La recherche sur l’intérêt du jeûne avance très lentement. Néanmoins, trois études sont en cours, en cancérologie, chez l’homme au cours de la chimiothérapie. Le premier essai est déjà bien avancé (2) réalisé par une équipe hollandaise chez des patientes atteintes de cancer du sein et le critère de jugement principal est la fréquence des neutropénies sous chimiothérapie. Le jeûne dure 24 heures avant et 24 heures après la chimiothérapie et sont exclues les patientes dont l’IMC est inferieur à 19 kg/m2 et les diabétiques. Les deux autres, nord-américains, sont encore en phase de recrutement (3). Ils concernent tous types de cancers et évaluent la faisabilité et la tolérance du jeûne avant et après chimiothérapie, l’efficacité n’étant pas le critère de jugement principal.

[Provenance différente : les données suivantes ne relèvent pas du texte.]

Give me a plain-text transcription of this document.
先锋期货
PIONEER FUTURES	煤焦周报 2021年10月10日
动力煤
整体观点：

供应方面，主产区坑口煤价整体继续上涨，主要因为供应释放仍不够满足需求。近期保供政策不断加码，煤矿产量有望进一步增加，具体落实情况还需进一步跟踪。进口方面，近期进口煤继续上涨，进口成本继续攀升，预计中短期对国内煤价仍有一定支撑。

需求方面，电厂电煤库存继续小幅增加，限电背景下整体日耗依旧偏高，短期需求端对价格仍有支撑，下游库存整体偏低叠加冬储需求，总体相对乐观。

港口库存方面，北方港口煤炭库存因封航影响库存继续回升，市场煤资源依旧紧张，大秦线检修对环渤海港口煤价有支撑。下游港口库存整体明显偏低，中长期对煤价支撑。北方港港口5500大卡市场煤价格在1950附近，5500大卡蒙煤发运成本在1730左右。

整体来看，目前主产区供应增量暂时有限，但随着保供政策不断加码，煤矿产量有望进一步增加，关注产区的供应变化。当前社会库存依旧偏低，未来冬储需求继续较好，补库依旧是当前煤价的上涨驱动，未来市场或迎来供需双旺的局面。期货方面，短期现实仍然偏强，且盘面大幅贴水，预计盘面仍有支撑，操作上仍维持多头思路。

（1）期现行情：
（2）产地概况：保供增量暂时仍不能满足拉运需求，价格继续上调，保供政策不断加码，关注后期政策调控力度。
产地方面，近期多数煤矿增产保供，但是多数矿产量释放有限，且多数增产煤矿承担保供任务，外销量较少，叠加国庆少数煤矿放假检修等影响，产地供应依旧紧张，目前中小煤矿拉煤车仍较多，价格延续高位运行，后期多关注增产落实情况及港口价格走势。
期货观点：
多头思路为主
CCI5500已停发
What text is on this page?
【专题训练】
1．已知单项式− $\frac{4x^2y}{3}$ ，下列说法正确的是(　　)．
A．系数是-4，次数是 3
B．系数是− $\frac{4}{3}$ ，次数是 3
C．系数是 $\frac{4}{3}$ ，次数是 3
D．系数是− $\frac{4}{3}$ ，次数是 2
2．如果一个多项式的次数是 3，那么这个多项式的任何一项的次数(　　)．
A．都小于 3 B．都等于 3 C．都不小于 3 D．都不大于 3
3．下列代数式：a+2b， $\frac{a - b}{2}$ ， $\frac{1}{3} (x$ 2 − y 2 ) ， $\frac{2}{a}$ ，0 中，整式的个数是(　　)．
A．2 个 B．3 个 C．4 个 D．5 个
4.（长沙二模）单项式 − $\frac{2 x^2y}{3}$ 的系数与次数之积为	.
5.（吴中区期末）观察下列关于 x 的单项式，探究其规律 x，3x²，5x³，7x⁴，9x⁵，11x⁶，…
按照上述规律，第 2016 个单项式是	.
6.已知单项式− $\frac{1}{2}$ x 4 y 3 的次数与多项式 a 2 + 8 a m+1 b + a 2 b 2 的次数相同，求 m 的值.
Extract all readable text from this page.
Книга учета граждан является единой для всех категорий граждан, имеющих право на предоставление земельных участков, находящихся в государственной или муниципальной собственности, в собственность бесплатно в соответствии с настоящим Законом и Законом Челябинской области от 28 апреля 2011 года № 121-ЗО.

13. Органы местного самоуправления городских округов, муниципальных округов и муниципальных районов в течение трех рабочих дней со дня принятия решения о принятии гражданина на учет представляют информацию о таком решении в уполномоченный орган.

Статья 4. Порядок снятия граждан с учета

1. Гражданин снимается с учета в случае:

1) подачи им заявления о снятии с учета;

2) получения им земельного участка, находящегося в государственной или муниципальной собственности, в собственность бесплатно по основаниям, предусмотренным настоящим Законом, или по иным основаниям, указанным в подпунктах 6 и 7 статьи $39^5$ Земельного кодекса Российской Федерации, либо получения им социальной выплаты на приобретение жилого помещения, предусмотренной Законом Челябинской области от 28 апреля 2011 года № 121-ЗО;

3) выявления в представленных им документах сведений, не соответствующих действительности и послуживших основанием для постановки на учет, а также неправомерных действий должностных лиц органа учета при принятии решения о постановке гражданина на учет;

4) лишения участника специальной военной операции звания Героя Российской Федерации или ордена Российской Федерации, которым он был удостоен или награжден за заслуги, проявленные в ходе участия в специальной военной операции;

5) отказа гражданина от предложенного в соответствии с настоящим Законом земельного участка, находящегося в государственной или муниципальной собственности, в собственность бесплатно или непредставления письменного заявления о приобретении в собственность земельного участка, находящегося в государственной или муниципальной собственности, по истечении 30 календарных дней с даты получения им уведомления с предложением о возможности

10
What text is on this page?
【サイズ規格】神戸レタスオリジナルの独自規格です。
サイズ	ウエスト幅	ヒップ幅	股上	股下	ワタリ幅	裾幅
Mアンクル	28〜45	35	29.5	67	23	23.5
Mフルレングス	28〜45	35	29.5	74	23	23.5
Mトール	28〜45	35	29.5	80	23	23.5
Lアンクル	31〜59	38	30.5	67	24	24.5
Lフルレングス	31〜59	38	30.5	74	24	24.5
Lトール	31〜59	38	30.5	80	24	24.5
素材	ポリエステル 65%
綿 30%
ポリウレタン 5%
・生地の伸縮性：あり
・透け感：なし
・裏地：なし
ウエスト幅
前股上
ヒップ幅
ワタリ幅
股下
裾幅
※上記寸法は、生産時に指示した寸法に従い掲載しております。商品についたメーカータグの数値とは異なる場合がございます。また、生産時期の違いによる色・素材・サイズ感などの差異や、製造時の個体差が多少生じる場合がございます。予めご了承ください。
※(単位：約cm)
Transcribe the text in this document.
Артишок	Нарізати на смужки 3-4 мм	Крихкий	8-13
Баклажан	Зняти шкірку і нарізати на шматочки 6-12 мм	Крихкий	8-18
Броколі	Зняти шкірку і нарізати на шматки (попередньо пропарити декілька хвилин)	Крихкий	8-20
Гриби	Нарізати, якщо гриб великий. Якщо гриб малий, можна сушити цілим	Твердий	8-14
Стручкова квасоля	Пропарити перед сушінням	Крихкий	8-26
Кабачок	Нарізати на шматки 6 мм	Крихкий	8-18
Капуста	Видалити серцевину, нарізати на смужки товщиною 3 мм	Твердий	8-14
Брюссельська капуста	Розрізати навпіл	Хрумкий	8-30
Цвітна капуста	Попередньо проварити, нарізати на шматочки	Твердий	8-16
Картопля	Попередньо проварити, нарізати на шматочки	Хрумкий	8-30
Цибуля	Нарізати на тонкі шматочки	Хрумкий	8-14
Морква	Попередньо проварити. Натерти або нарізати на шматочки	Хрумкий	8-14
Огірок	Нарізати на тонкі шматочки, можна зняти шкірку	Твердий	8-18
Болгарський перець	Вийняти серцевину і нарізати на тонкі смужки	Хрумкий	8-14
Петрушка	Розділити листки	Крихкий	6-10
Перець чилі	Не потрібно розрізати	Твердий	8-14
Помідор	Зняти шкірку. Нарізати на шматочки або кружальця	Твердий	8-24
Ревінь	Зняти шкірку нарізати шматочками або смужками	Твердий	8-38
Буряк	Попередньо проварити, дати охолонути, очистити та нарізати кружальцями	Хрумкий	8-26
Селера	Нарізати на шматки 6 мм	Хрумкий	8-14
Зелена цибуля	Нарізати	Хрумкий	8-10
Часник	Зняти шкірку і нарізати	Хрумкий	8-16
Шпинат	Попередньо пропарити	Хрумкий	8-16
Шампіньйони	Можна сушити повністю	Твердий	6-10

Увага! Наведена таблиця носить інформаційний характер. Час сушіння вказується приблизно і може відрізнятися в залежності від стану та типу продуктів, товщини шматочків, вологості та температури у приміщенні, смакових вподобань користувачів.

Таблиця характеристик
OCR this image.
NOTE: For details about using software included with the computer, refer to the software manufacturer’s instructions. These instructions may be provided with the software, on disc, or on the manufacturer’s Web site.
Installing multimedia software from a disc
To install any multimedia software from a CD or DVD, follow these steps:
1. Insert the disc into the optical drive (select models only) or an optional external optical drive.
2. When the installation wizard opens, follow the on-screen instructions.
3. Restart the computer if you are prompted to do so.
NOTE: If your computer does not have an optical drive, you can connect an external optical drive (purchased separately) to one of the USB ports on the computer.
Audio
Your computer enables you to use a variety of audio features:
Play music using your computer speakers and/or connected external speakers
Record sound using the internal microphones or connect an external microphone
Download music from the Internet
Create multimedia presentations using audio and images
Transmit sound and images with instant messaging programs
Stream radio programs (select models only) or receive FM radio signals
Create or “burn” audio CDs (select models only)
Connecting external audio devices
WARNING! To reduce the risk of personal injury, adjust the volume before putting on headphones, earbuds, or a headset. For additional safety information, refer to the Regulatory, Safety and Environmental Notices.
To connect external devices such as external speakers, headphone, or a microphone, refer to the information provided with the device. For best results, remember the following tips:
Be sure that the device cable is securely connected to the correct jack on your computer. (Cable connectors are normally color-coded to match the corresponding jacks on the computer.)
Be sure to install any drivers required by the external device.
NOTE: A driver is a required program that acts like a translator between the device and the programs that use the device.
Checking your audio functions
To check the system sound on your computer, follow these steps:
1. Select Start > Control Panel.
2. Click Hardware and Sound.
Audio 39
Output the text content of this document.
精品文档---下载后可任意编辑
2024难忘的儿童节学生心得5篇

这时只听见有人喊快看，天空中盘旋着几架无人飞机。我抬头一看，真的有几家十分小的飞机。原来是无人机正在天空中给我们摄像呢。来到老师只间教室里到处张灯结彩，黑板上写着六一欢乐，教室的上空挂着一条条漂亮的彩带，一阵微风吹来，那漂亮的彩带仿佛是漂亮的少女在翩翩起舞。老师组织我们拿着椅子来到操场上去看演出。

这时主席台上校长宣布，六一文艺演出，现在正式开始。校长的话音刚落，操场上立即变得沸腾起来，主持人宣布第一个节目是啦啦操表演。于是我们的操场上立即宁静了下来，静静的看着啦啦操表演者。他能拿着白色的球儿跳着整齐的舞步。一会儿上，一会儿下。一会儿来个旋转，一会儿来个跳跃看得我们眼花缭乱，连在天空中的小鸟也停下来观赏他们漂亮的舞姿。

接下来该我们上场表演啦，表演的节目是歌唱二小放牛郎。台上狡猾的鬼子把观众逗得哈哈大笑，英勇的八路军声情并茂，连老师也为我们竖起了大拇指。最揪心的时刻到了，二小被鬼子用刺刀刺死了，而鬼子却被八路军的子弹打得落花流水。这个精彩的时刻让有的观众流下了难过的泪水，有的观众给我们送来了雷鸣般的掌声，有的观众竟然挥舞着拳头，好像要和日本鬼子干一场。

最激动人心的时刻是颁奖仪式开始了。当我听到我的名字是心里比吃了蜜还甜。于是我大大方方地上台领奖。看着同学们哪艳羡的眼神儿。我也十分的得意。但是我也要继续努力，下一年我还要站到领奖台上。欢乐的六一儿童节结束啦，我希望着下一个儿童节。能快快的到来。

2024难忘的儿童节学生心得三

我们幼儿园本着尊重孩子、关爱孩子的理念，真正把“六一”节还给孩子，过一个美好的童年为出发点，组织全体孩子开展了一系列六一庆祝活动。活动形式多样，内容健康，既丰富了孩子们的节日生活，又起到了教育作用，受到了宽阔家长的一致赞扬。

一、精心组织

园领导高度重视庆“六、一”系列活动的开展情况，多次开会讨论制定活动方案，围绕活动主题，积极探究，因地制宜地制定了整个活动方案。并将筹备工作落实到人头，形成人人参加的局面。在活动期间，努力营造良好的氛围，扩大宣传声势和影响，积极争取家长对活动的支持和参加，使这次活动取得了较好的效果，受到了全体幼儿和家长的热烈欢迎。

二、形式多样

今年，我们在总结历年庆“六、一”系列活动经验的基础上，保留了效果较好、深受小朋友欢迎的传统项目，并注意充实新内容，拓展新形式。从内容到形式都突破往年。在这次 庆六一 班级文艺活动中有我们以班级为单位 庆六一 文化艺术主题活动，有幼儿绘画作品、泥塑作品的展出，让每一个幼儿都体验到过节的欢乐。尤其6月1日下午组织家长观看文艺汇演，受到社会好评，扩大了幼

Dans les deux, les patients dénutris sont exclus ainsi que les diabétiques. « Si ces trois études convergent, estime le Dr Bruno Raynard de l’IGR (Villejuif), il faudra envisager le jeûne comme potentiellement intéressant chez ces patients.
(2) Fernando M. Safdie, Tanya Dorff, David Quinn et al, Fasting and Cancer Treatment in Humans : A Case series report AGING, December 2009, Vol.1 No.12.
(3) Alessandro Laviano, M.D., and Filippo Rossi Fanelli, M.D.Toxicity in Chemotherapy - When Less Is More. n engl j med 366;24; june 14, 2012.